Лица мало изменились, манеры не изменились совсем, – вот, кажется, и все, что осталось от прежних друзей. Неподвластное времени достоинство, неизменная обходительность и галантность были и останутся навсегда их неотъемлемыми чертами, их сутью, но до самой могилы в них будет жить неугасающая горечь, слишком глубокая, не поддающаяся описанию. Это были учтивые, усталые, озлобленные люди, пережившие поражение, но так и не познавшие его, сломленные, но с гордо распрямленными плечами. Разбитые и беззащитные жители завоеванных территорий, они смотрели на свой любимый край, растоптанный врагом, и видели, как проходимцы глумятся над законами, как бывшие рабы превращаются в живую угрозу, как мужчины лишаются гражданских прав, а женщины подвергаются оскорблениям. И они ни на минуту не забывали о павших.

Все в их старом мире изменилось, лишь его формы остались прежними. Все понимали, что старые традиции нужно сохранять, ибо больше от прежней жизни ничего не осталось. Все крепко держались за хорошо известные и любимые старые обычаи: за церемонную учтивость, обходительность, очаровательную непосредственность человеческого общения и прежде всего за традиционную роль мужчины, защищающего женщин. Верные традициям, в которых они были воспитаны, учтивые и чуткие мужчины почти преуспели в своей попытке создать атмосферу защищенности и уберечь своих женщин от тревог и невзгод. По мнению Скарлетт, это был верх нелепости: ведь за последние пять лет даже женщины, ведущие чуть ли не монашеский образ жизни, и те уже повидали почти все. Они выхаживали раненых, закрывали глаза умерших, пережили войну, пожар и разорение, познали страх, бегство и голод.

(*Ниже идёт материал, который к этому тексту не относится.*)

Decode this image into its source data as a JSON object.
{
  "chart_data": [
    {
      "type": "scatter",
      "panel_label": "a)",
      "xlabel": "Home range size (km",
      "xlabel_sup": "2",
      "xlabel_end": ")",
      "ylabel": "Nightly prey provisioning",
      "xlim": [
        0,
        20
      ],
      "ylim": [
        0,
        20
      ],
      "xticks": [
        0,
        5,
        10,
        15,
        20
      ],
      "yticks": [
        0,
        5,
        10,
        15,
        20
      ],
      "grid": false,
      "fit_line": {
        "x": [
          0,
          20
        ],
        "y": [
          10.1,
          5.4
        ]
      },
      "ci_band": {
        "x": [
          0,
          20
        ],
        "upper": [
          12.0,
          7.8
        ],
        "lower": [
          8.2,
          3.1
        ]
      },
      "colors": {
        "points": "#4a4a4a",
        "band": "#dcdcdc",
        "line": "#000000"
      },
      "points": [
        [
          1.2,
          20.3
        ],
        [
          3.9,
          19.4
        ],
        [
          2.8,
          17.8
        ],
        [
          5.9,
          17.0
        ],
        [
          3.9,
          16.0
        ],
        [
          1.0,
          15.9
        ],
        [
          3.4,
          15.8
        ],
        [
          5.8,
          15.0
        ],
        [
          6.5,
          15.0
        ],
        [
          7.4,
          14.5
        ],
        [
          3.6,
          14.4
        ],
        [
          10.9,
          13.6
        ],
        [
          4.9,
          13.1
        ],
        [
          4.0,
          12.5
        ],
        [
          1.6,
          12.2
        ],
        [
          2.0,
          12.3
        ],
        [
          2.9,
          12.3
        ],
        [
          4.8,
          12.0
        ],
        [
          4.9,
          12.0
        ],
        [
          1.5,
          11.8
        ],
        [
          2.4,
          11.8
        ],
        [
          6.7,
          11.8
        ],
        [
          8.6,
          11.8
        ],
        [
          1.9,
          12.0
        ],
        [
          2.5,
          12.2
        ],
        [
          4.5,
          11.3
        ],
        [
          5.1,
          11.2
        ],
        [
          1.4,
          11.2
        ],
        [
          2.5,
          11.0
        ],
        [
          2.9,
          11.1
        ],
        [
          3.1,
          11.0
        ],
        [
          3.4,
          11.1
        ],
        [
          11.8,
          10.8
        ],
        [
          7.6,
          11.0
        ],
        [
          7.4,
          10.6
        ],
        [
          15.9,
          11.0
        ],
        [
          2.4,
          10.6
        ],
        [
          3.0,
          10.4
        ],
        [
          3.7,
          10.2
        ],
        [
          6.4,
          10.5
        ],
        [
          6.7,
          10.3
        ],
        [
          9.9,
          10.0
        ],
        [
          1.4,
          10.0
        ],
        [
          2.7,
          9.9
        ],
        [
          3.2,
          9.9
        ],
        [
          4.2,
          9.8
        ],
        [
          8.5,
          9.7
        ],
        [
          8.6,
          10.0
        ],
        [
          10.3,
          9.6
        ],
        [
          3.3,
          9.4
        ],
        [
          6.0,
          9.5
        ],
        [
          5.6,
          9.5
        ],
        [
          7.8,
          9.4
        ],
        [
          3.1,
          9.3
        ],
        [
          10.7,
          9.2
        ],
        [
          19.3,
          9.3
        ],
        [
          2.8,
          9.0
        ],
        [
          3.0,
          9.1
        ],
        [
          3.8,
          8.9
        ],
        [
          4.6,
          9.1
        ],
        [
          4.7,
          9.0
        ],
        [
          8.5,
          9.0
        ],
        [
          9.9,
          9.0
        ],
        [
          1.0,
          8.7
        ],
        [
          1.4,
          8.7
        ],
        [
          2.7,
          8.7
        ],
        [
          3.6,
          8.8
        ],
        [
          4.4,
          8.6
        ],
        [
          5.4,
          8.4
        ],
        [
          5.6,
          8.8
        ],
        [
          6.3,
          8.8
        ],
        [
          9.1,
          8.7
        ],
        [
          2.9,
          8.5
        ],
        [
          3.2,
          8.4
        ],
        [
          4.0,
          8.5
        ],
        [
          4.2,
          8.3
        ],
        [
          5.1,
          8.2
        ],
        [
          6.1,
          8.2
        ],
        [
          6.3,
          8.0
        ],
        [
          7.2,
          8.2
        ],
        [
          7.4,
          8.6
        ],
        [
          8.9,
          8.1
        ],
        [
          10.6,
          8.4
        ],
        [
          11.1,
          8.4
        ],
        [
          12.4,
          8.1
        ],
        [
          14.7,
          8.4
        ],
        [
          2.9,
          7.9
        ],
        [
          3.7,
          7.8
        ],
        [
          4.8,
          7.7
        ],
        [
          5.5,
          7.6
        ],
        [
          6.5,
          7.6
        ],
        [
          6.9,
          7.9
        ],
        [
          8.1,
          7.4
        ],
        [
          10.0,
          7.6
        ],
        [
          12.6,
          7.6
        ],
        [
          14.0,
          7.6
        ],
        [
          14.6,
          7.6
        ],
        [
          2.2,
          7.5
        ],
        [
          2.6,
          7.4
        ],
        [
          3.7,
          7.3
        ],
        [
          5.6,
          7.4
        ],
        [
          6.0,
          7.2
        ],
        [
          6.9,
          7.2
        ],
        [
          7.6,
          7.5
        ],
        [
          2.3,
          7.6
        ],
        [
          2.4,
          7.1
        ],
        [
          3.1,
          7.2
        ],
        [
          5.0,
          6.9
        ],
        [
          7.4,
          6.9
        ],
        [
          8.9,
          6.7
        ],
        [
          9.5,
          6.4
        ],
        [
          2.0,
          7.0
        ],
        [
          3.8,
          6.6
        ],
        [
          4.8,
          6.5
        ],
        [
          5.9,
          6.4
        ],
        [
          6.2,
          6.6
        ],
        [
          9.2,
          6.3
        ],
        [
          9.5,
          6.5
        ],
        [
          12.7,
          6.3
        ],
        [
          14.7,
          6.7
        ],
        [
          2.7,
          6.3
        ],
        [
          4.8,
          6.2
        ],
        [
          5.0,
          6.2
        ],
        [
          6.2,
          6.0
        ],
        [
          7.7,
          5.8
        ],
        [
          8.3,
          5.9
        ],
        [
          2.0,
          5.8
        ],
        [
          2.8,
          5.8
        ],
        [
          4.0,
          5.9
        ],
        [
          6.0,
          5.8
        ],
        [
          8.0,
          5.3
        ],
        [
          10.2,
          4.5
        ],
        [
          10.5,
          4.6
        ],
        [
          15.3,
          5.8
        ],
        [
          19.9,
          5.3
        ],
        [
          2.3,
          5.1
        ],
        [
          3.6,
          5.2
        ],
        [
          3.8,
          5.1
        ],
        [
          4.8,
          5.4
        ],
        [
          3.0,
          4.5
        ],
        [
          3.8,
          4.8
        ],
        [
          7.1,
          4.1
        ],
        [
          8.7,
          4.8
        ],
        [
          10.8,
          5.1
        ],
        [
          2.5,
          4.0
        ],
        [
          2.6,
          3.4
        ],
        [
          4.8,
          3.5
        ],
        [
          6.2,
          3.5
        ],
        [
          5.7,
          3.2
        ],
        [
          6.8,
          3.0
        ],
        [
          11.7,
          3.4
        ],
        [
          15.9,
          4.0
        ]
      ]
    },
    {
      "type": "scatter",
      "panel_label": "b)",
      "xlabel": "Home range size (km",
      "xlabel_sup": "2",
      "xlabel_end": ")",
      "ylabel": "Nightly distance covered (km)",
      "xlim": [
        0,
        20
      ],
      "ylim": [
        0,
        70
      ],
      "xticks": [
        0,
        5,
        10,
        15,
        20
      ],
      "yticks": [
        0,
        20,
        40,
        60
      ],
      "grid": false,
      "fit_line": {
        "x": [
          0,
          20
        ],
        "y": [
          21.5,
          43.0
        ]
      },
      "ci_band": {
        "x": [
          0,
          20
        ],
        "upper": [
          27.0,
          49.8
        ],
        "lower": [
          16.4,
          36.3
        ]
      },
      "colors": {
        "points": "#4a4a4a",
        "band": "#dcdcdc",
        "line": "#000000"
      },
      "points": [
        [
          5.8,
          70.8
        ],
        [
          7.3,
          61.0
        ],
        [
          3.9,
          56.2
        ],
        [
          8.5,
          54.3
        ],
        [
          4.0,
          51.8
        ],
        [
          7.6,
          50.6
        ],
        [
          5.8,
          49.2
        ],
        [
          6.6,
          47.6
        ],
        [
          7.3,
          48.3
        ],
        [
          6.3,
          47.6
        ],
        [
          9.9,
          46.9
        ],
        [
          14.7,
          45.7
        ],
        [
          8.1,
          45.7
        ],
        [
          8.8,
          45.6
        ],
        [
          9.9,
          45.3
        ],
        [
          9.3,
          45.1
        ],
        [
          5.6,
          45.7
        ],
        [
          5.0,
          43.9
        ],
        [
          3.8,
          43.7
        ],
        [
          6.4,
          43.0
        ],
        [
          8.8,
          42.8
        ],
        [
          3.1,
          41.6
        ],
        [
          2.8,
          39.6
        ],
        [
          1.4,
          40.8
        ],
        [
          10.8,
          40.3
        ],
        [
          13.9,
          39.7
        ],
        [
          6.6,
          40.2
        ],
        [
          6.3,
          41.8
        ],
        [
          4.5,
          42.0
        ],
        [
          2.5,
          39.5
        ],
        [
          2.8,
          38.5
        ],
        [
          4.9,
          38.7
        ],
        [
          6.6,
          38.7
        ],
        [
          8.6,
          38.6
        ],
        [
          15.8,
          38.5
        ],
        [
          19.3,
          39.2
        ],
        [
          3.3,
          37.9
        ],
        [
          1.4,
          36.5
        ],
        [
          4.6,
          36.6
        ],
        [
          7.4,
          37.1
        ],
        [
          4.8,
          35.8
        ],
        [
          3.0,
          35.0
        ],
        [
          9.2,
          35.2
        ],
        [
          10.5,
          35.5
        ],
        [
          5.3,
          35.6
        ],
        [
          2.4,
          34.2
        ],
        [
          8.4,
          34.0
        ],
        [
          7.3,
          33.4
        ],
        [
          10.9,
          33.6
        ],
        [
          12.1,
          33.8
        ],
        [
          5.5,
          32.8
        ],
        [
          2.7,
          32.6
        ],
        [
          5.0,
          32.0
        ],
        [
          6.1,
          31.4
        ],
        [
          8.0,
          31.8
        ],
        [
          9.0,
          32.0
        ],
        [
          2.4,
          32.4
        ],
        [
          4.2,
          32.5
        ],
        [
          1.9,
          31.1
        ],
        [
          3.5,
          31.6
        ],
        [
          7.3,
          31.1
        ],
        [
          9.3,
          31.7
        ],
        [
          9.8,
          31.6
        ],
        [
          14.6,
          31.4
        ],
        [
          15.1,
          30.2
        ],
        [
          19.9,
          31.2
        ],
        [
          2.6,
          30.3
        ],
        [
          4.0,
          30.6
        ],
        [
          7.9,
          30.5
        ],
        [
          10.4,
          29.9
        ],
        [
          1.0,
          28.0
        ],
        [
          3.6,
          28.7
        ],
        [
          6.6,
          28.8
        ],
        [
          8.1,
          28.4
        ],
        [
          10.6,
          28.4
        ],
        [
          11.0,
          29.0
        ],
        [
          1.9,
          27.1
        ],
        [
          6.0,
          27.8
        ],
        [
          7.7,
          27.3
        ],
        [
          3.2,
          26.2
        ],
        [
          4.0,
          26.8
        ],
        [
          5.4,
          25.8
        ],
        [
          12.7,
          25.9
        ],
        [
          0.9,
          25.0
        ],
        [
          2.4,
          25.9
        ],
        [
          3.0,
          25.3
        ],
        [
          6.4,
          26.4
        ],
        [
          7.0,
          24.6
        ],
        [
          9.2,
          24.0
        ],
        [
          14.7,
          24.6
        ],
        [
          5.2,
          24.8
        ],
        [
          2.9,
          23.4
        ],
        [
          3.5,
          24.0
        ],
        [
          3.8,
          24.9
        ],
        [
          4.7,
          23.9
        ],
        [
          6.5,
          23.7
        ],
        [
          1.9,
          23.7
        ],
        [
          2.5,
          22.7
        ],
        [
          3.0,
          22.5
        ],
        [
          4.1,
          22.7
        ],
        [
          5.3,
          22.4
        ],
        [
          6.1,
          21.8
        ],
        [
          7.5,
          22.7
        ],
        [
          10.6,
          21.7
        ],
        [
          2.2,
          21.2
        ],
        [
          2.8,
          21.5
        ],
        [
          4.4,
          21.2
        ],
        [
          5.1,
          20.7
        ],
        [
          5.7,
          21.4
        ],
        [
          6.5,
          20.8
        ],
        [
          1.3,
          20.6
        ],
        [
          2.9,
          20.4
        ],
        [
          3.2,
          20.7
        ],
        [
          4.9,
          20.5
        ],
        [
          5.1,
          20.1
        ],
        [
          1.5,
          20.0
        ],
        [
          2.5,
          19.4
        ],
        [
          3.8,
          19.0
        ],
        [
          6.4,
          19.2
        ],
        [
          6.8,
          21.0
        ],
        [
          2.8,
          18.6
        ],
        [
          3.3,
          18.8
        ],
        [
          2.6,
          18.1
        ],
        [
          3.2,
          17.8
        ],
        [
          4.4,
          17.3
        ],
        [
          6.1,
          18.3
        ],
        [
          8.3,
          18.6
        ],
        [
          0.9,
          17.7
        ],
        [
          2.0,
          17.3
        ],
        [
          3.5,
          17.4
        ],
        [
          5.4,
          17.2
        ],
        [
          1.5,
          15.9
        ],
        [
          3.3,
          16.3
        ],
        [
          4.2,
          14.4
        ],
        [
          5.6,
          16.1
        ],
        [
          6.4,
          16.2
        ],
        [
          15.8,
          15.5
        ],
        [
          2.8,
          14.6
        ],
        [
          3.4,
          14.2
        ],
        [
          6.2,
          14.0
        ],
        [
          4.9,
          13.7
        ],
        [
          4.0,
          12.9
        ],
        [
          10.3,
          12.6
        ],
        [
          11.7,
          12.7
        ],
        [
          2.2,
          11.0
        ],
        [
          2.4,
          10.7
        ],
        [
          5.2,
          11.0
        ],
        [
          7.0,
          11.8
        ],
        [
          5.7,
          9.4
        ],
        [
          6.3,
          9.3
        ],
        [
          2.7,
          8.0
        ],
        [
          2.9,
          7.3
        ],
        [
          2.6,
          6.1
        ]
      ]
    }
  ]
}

Но чего бы ни повидали их глаза, какой бы грязной работой им ни приходилось и еще придется заниматься, они остались прежними леди и джентльменами, особами королевской крови в изгнании. Они познали горечь, отчуждение и безразличие, но сохранили прежнюю доброжелательность друг к другу, остались твердыми, как алмаз, столь же яркими и хрупкими, как хрусталь из разбитого канделябра, висевшего у них над головой. Старые времена прошли, но эти люди упорно продолжали жить, как и раньше: обворожительно неторопливые, твердо вознамерившиеся избегать суеты и спешки, не поддаваться – в отличие от янки – неприличной погоне за деньгами, не расставаться со своими старыми обычаями.

Скарлетт знала, что сама она тоже сильно изменилась. Иначе она не совершила бы всего того, что уже успела совершить после бегства из Атланты, а сейчас даже не помышляла бы о том, чего так отчаянно хотела добиться. Но между ее решимостью и стойкостью всех этих людей была некая разница, хотя Скарлетт пока никак не могла понять, в чем она состоит. Возможно, разница заключалась в том, что Скарлетт была готова на все, а окружавшие ее люди скорее предпочли бы умереть, чем поступиться существующими нормами поведения. А может быть, все дело было в том, что, не имея в сердцах надежды, эти люди по-прежнему могли смотреть на жизнь с улыбкой и с вежливым поклоном пропускать ее мимо. Скарлетт так не могла.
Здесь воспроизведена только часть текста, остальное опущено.